There was a long silence, during which Amatis stood like a statue, unmoving, in the doorway. She seemed frozen, whether from surprise or horror Clary couldn’t guess. Clary clenched her fist—her palm was sticky with blood where the nails dug in—but even the pain wasn’t helping now; the world was coming apart in soft colors, like a jigsaw puzzle drifting on the surface of water. She barely heard Amatis’s voice as the older woman stepped back from the doorway and said, “Very well, Lucian. You can bring her inside.”
By the time Simon and Jace came back into the living room, Aline had laid food out on the low table between the couches. There were bread and cheese, slices of cake, apples, and even a bottle of wine, which Max was not allowed to touch. He sat in the corner with a plate of cake, his book open on his lap. Simon sympathized with him. He felt just as alone in the laughing, chatting group as Max probably did.
Jace met his eyes over Aline’s head and smiled. Somehow, even though he wasn’t a vampire, he was able to manage a smile that seemed to be all pointed teeth. Simon looked away, glancing around the room. He noticed that the music he’d heard earlier wasn’t coming from a stereo at all but from a complicated-looking mechanical contraption.

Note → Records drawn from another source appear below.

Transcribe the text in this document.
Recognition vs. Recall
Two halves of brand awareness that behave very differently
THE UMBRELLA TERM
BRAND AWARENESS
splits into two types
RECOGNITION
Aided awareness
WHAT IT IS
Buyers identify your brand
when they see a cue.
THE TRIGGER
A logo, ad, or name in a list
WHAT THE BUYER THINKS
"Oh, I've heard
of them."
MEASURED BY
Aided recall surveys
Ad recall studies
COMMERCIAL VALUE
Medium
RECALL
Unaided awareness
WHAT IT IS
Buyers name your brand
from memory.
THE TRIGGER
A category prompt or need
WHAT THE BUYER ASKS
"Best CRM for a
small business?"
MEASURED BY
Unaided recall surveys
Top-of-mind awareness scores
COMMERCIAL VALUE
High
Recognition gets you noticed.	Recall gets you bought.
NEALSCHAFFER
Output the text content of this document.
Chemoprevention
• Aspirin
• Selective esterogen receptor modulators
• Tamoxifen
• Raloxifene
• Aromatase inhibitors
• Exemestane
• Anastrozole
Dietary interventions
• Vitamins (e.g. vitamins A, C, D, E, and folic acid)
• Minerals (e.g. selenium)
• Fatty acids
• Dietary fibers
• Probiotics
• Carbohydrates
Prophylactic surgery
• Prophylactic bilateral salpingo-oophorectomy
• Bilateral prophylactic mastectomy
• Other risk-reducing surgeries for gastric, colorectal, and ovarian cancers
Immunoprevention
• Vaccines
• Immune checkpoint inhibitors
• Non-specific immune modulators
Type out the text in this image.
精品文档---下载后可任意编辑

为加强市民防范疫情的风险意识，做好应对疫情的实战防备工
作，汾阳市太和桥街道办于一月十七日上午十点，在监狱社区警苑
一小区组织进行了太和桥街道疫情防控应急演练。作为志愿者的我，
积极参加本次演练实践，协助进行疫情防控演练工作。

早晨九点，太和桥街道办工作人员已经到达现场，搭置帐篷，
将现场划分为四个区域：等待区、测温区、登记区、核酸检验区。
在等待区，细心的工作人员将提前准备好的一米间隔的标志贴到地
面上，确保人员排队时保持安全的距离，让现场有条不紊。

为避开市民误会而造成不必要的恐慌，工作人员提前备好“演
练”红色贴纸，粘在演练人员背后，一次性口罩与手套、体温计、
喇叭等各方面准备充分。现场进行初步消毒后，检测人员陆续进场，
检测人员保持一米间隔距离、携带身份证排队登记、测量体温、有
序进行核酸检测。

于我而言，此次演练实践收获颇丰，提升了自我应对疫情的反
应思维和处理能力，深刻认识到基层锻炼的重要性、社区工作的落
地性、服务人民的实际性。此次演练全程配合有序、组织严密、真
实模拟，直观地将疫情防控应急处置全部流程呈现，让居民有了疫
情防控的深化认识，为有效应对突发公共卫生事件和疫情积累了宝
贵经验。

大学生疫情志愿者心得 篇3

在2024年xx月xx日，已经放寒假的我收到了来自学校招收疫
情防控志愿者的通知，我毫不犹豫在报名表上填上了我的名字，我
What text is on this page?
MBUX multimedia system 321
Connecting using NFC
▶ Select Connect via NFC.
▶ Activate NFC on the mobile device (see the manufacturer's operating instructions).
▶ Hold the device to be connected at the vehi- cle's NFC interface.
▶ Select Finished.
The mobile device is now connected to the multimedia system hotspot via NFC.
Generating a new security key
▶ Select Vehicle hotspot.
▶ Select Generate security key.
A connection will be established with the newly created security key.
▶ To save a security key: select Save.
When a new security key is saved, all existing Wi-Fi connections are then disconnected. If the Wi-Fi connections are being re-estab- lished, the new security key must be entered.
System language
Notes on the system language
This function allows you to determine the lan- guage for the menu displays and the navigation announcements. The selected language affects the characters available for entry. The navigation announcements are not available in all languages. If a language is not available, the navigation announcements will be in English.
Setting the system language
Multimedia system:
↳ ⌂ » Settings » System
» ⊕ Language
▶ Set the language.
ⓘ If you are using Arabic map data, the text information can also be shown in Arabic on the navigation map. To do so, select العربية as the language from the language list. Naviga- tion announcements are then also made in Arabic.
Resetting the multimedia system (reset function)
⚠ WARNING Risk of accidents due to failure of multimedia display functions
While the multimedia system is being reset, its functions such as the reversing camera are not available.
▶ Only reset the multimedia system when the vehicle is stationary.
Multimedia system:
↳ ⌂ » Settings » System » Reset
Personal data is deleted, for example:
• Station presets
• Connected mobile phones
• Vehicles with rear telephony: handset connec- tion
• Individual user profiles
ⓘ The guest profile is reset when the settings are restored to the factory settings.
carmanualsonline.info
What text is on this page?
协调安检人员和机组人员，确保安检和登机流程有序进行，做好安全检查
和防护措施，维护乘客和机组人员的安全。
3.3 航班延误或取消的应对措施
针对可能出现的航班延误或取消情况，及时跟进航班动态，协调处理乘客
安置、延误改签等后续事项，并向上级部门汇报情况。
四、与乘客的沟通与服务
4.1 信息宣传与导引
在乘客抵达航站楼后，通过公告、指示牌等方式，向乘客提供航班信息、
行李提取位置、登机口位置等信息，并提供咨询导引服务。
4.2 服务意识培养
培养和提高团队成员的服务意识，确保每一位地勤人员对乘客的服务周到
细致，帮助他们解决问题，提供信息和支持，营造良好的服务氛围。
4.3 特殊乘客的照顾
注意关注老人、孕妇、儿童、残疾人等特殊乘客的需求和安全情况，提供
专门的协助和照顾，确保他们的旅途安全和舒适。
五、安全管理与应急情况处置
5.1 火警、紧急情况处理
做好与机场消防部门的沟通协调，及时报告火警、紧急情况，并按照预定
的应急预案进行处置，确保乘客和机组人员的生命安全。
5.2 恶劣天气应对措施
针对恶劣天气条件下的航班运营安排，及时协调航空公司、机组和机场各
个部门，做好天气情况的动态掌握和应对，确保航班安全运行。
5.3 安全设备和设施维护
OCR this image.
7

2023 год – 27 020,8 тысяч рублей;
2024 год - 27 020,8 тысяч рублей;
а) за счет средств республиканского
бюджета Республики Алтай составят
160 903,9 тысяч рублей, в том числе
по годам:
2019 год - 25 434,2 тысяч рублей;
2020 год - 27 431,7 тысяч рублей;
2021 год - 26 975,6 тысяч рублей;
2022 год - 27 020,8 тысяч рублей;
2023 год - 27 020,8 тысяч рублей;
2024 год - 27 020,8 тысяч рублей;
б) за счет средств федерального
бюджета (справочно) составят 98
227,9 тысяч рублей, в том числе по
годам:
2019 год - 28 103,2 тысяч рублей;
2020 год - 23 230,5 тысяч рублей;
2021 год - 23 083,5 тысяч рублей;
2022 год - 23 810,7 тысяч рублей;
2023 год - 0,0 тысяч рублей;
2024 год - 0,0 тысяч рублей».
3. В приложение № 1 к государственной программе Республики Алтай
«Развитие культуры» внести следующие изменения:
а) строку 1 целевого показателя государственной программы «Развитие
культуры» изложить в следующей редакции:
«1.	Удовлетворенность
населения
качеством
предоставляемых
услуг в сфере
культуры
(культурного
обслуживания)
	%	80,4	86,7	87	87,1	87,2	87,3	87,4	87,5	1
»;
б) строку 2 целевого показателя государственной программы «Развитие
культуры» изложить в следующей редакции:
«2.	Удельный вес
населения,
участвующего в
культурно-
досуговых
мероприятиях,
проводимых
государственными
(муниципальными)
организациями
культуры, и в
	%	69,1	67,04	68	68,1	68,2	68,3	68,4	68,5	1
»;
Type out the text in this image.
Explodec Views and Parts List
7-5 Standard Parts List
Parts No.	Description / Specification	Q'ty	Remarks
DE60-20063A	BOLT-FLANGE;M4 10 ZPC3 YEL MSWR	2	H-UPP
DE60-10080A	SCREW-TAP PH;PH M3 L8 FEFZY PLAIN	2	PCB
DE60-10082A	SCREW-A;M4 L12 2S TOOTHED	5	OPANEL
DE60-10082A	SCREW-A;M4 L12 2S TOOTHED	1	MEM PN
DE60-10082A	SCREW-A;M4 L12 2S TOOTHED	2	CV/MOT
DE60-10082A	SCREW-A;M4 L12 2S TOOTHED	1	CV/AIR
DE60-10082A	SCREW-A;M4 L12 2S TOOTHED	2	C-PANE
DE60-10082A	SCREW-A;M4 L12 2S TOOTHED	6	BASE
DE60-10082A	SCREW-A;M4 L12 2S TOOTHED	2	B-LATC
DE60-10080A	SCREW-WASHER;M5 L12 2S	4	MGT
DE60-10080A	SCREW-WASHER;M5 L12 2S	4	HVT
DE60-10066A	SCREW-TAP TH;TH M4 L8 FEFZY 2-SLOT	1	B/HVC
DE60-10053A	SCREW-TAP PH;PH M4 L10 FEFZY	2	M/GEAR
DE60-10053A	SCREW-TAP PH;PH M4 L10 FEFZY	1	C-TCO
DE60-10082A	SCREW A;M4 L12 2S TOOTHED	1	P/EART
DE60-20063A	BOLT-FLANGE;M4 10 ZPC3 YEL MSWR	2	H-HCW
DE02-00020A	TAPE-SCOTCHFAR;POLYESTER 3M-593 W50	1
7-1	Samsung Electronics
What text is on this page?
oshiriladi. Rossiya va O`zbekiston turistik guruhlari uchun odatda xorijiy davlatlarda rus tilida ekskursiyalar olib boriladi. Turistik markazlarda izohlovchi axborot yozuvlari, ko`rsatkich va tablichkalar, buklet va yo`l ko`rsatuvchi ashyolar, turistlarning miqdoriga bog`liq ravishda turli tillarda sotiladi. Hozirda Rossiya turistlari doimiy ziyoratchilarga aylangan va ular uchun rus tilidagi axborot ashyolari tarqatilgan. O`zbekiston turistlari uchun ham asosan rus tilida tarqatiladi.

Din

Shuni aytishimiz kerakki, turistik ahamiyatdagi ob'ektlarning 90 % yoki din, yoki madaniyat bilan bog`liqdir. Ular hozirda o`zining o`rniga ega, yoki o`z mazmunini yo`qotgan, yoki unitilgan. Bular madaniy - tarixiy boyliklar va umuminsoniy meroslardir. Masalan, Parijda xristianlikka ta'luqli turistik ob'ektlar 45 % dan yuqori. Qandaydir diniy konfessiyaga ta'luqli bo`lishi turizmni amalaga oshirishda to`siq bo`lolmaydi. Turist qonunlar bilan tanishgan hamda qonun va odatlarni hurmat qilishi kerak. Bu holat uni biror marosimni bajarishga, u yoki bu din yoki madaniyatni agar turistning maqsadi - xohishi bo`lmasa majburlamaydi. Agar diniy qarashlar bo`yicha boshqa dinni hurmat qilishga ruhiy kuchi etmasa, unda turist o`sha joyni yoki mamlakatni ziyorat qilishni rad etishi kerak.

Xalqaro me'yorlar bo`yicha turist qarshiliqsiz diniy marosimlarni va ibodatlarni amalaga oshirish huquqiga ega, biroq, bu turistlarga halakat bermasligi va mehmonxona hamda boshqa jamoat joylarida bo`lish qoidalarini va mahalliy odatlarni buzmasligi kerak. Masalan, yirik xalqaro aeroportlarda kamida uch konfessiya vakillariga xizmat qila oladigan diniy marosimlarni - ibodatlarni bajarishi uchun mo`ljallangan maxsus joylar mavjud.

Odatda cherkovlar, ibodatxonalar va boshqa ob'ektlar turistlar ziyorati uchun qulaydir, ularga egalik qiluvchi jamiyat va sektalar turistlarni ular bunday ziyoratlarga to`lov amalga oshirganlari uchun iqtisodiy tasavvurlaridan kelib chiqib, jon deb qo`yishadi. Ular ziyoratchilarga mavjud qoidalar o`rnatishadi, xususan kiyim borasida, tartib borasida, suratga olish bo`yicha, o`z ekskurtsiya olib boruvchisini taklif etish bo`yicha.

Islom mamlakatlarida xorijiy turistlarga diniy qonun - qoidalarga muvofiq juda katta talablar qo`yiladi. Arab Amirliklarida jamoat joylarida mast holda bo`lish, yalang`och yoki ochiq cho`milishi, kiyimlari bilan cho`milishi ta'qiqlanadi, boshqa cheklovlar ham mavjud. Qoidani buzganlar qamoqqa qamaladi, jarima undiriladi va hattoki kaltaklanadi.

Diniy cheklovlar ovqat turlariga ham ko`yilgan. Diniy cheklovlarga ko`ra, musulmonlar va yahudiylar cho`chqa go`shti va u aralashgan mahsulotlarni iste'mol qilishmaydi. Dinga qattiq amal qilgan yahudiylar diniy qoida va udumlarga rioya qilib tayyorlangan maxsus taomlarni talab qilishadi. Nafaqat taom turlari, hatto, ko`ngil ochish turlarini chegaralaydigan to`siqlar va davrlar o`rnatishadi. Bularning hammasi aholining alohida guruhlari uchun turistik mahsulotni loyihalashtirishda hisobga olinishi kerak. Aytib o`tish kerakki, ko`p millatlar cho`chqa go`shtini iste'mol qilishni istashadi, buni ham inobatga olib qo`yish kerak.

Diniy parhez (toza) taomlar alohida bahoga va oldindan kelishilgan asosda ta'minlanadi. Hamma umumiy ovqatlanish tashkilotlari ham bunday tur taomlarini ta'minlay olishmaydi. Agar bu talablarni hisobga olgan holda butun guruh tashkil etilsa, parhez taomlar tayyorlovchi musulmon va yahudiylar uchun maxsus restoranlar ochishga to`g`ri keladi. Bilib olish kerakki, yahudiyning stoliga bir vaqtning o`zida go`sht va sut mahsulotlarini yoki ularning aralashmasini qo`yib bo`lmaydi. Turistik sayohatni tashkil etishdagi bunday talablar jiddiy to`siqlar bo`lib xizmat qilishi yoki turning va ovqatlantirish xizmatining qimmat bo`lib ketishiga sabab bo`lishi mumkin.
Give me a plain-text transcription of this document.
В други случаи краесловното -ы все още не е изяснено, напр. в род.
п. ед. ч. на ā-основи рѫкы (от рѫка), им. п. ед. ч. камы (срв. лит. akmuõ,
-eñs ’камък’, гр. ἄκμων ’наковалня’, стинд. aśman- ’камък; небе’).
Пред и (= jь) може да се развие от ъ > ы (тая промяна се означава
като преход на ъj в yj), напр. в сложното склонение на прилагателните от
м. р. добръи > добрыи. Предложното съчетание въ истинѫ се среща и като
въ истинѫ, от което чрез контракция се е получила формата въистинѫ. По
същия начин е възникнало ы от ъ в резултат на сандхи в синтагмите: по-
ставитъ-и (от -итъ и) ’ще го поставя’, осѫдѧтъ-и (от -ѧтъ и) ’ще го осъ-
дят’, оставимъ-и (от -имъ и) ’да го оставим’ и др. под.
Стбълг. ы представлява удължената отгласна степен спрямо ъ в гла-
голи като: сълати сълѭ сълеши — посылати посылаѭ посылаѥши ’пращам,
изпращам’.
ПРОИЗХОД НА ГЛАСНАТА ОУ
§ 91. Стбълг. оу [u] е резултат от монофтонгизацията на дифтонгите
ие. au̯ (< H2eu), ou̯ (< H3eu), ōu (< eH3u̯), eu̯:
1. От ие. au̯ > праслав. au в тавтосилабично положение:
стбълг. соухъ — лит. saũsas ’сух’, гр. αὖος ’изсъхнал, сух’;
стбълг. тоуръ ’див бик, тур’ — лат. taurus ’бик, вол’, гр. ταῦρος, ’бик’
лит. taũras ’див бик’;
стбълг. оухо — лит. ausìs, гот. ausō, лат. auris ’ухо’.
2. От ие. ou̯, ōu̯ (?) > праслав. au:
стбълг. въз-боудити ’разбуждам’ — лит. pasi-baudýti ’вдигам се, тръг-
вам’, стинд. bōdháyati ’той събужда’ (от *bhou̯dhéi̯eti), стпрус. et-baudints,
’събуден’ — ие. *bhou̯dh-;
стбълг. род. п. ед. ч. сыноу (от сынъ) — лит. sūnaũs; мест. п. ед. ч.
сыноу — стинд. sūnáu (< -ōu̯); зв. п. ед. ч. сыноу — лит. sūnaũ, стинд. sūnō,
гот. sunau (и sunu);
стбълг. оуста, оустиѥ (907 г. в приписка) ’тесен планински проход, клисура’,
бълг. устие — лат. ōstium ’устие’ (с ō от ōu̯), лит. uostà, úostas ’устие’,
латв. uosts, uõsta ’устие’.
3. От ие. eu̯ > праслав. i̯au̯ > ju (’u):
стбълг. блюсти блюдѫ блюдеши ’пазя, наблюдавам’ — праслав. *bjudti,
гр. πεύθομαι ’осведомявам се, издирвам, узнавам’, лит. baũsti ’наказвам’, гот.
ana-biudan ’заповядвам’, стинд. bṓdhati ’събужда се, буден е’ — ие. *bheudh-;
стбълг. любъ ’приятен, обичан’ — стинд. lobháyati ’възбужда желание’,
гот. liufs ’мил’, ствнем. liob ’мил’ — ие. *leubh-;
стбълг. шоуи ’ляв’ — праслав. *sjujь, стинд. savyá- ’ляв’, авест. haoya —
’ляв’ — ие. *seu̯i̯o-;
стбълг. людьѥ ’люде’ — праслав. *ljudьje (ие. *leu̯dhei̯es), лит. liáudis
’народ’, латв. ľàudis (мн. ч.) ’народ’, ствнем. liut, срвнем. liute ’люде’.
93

He thought about striking up a conversation with Isabelle, but she was chatting with Sebastian, whose elegant face was bent attentively to hers. Jace had laughed at Simon’s crush on Isabelle once, but Sebastian could doubtless handle her. Shadowhunters were brought up to handle anything, weren’t they? Although the look on Jace’s face when he’d said that he planned to be only Clary’s brother made Simon wonder.
“We’re out of wine,” Isabelle declared, setting the bottle down on the table with a thump. “I’m going to get some more.” With a wink at Sebastian, she disappeared into the kitchen.
“If you don’t mind my saying so, you seem a little quiet.” It was Sebastian, leaning over the back of Simon’s chair with a disarming smile. For someone with such dark hair, Simon thought, Sebastian’s skin was very fair, as if he didn’t go out in the sun much. “Everything all right?”
Simon shrugged. “There aren’t a lot of openings for me in the conversation. It seems to be either about Shadowhunter politics or people I’ve never heard of, or both.”
The smile disappeared. “We can be something of a closed circle, we Nephilim. It’s the way of those who are shut out from the rest of the world.”
“Don’t you think you shut yourselves out? You despise ordinary humans—”
“‘Despise’ is a little strong,” said Sebastian. “And do you really think the world of humans would want anything to do with us? All we are is a living reminder that whenever they comfort themselves that there are no real vampires, no real demons or monsters under the bed—they’re lying.” He turned his head to look at Jace, who, Simon realized, had been staring at them both in silence for several minutes. “Don’t you agree?”
Jace smiled. “De ce crezi cã vã ascultam conversatia?”
Sebastian met his glance with a look of pleasant interest. “M-ai urmãrit de când ai ajuns aici,” he replied. “Nu-mi dau seama dacã nu mã placi ori dacã ești atât de bãnuitor cu toatã lumea.” He got to his feet. “I appreciate the Romanian practice, but if you don’t mind, I’m going to see what’s taking Isabelle so long in the kitchen.” He disappeared through the doorway, leaving Jace staring after him with a puzzled expression.
“What’s wrong? Does he not speak Romanian after all?” Simon asked.
“No,” said Jace. A small frown line had appeared between his eyes. “No, he speaks it all right.”
Before Simon could ask him what he meant by that, Alec entered the room. He was frowning, just as he had been when he’d left. His gaze lingered momentarily on Simon, a look almost of confusion in his blue eyes.